You've got neural net itus! There are many ways to create textures procedurally. Perhaps the most straightforward is to exectue the actions of the artists, so compile and execute a Substance material in realtime rather than baking it. See the classic .kkrieger FPs in 96kb.
My recollection of kkreiger's process was that it ran through the creation steps for the assets during the game's load time. The constructed game would then have much more than 96KB in RAM that allowed it to reuse those results in successive frames. An algorithm fetching instructions, inputs, and looping intermediate buffers is going to generate more accesses than it would take to later access those results, and the load time seemed significant enough that it's unlikely that the more significant serial component of running through a compressed list of steps could be hidden if done on the fly. It would be a net loss if those results were discarded nearly immediately and done again in the next frame.
That's what I imagined, but could a smaller subset of the top end of the tree be stored for faster sorting, and only when you find areas on the low levels would you then need to go to RAM. Potentially, have a permanent top-level map and a cache of a smaller lower level to load in necessary spaces? I suppose that only works with convergent rays, so reflections. Scattered light traces absolutely anywhere.
The effectiveness of a top-level cache would depend on how many accesses hit the top-level versus the acceleration structure in the bottom-level. It seems like the majority of accesses in decently complex objects would be in the bottom level.
TLBs and page walker buffers tend to store a limited set of most recently used entries.

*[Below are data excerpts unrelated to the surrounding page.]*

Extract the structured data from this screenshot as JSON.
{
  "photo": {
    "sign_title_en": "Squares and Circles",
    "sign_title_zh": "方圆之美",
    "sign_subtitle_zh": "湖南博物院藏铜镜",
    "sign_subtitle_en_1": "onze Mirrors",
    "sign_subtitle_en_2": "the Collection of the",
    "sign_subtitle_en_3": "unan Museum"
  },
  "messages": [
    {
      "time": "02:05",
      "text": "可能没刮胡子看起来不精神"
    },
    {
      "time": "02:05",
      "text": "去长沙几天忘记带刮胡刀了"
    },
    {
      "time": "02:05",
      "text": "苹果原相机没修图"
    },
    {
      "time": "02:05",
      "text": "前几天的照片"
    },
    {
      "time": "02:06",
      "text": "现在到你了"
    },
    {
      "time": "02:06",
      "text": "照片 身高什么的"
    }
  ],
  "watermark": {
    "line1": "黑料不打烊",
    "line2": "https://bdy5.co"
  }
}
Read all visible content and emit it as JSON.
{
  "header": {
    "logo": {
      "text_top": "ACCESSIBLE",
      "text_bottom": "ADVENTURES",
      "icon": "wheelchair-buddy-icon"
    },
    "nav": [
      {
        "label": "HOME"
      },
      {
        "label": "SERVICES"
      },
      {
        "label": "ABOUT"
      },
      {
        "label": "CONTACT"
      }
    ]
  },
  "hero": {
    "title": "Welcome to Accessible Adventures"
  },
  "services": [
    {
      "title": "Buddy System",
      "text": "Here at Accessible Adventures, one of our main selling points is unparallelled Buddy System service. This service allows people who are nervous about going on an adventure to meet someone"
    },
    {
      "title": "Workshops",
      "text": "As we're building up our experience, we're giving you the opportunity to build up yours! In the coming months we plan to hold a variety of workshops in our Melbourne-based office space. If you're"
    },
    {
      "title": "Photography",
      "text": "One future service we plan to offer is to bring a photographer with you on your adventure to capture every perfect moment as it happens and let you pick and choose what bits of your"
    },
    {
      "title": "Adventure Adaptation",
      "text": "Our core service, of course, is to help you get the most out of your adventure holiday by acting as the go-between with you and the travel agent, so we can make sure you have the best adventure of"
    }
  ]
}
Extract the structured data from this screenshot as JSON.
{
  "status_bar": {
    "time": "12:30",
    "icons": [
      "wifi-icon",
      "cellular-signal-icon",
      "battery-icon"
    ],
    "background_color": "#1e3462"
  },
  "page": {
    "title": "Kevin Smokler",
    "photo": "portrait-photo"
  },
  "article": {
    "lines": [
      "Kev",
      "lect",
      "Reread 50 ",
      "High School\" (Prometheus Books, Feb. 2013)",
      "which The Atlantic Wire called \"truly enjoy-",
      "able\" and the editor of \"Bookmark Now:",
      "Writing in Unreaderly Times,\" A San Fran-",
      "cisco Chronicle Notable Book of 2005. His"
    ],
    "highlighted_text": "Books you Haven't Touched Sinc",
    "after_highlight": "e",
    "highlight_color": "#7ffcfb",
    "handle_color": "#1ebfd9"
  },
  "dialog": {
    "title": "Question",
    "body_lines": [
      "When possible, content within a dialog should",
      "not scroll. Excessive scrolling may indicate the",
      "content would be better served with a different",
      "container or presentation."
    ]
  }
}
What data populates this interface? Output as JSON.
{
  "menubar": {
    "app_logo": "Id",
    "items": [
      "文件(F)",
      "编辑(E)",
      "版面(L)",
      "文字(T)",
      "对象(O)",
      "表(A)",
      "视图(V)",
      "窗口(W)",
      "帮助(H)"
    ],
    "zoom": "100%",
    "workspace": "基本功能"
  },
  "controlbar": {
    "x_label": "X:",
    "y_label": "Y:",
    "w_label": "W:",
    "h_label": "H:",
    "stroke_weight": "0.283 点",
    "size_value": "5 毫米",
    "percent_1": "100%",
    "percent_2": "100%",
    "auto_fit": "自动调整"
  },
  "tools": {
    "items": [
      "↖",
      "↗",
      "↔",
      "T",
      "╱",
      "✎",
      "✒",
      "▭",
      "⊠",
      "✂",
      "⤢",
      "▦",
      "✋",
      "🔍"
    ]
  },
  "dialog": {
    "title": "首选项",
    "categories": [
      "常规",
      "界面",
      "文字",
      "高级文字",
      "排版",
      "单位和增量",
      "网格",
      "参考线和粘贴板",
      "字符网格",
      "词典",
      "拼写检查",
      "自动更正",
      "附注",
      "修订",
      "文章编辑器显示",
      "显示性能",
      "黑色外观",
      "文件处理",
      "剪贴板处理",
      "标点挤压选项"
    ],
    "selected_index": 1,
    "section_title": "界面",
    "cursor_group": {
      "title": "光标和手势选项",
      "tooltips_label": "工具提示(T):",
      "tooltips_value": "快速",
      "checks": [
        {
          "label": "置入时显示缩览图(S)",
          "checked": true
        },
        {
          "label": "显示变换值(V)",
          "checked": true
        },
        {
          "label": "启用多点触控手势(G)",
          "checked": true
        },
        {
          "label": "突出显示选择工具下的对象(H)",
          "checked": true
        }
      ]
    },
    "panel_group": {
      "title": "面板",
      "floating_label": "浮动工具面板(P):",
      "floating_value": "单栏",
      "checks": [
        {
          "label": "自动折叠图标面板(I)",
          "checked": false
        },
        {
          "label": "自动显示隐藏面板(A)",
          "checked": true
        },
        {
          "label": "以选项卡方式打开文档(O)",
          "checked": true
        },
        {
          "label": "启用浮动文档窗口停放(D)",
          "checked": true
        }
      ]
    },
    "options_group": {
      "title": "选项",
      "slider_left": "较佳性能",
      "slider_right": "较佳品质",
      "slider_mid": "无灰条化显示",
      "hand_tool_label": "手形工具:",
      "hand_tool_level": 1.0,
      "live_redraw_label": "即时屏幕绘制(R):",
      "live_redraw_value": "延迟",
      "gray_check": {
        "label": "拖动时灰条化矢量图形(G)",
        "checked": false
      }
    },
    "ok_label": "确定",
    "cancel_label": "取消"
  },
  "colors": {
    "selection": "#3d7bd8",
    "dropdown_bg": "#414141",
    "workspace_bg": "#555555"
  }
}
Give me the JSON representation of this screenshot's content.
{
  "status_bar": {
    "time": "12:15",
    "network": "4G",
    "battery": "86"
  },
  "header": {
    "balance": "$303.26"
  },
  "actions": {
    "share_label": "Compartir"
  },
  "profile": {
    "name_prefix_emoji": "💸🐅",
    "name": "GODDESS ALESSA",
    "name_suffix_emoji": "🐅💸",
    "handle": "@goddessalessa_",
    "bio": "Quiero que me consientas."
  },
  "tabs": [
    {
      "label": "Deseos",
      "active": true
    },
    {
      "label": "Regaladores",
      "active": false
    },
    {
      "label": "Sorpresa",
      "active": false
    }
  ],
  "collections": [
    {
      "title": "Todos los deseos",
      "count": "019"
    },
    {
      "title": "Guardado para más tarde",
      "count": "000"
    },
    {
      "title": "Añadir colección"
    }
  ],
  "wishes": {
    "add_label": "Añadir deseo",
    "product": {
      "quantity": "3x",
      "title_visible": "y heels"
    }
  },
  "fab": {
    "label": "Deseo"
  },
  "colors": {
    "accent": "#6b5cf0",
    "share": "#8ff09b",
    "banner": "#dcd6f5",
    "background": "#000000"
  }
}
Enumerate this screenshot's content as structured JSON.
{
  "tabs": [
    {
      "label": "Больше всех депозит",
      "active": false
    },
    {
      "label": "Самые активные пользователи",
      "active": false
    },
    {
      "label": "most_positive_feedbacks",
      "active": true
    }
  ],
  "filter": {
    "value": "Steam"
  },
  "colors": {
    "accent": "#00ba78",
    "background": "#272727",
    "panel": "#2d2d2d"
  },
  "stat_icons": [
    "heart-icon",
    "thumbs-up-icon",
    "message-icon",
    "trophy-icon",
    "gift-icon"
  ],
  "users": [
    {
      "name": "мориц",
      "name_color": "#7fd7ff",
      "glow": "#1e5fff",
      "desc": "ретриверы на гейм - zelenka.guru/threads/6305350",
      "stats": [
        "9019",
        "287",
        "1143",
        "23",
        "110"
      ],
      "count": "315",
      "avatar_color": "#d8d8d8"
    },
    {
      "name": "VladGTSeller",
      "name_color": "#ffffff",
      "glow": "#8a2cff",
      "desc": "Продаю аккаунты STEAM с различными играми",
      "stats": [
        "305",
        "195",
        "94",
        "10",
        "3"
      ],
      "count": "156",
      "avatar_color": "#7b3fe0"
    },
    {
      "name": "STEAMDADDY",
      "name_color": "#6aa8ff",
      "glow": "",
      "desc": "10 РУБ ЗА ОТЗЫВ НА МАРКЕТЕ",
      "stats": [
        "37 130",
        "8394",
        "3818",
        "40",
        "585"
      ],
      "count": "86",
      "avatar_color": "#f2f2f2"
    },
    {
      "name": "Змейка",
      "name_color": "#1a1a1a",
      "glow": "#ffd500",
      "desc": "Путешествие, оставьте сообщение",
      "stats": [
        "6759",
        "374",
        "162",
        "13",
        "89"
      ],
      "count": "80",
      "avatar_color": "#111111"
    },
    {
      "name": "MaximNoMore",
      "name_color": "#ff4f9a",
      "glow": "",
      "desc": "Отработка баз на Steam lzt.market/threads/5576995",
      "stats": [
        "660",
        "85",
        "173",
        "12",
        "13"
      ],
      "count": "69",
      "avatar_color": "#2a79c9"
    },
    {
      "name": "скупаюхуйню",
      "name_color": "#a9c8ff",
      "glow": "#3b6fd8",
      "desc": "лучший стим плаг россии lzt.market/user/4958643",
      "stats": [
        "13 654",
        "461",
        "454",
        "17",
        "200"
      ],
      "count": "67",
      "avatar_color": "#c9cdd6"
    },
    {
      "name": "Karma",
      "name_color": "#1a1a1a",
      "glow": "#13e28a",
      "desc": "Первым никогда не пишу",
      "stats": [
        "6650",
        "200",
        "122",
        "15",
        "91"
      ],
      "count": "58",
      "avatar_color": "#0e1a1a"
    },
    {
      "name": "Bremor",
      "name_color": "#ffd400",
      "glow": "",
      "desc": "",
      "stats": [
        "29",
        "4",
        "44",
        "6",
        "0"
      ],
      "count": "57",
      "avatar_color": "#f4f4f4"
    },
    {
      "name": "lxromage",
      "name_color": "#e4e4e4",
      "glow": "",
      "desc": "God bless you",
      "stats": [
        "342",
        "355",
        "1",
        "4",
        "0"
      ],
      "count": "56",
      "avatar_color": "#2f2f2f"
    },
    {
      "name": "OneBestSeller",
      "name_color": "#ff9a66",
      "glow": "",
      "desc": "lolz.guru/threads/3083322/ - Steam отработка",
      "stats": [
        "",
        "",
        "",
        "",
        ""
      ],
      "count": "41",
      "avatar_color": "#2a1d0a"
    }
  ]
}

The higher levels tend to change less frequently than the lower ones, and the buffers can leverage temporal locality to save misses to cache or memory.
A large table of top-level instances may still be too big for the storage available in the L1 or local buffers of an RT core, but it's able to get some level of spatial or temporal locality, a buffer of the current object and some of the most recently traversed BVH nodes could be applied to multiple rays.
So for RT next-gen, BW is going to be a premium?
RT does increase shading load and has a compute burden from BVH construction/update as well. Bandwidth use can increase, though it's apparently early days in finding out how games in general behave with it. There may be future optimizations beyond just conserving raw bandwidth, such as finding better ways of controlling the divergence of accesses. Disjoint accesses could potentially lead to stalls in the RT hardware or memory subsystem, which would in raw bandwidth terms look deceptively low.
Enter STT-MRAM. It's how we'll get more density than SRAM with near-SRAM level performance.
Perhaps at some point, the most recent products and announcements still had endurance fall short of SRAM and DRAM, which would make it less viable for on-die caches operating in the GHz range. Another trade-off for removing the standby current of SRAM besides endurance is write energy, which has historically been significantly higher.
Thanks. I ended up adding this to my first revision because I thought it was relevant enough to consider, especially since HBM was considered on X1X but decided against with access granularity being one of the drawbacks mentioned.
What access granularity problem would there be? HBM has 8 independent 128-bit channels with a burst length of 2, so 256 bits per burst. GDDR5 has a 32-bit channel and burst length of 8, so 256 bits as well.
GDDR5X was the one that doubled prefetch on a 32-bit channel and got bursts of 512 bits.
One of the reasons cited for GDDR6's transition to two channels was to stop the increase in the width of the internal array accesses, so GDDR6 drops back down to the 256 bits per access.
The other kind of granularity is the page width of the DRAM, which is usually around 2KB. GDDR5X in some configurations also doubles this, whereas HBM's pseudo-channel mode can actually halve the page width.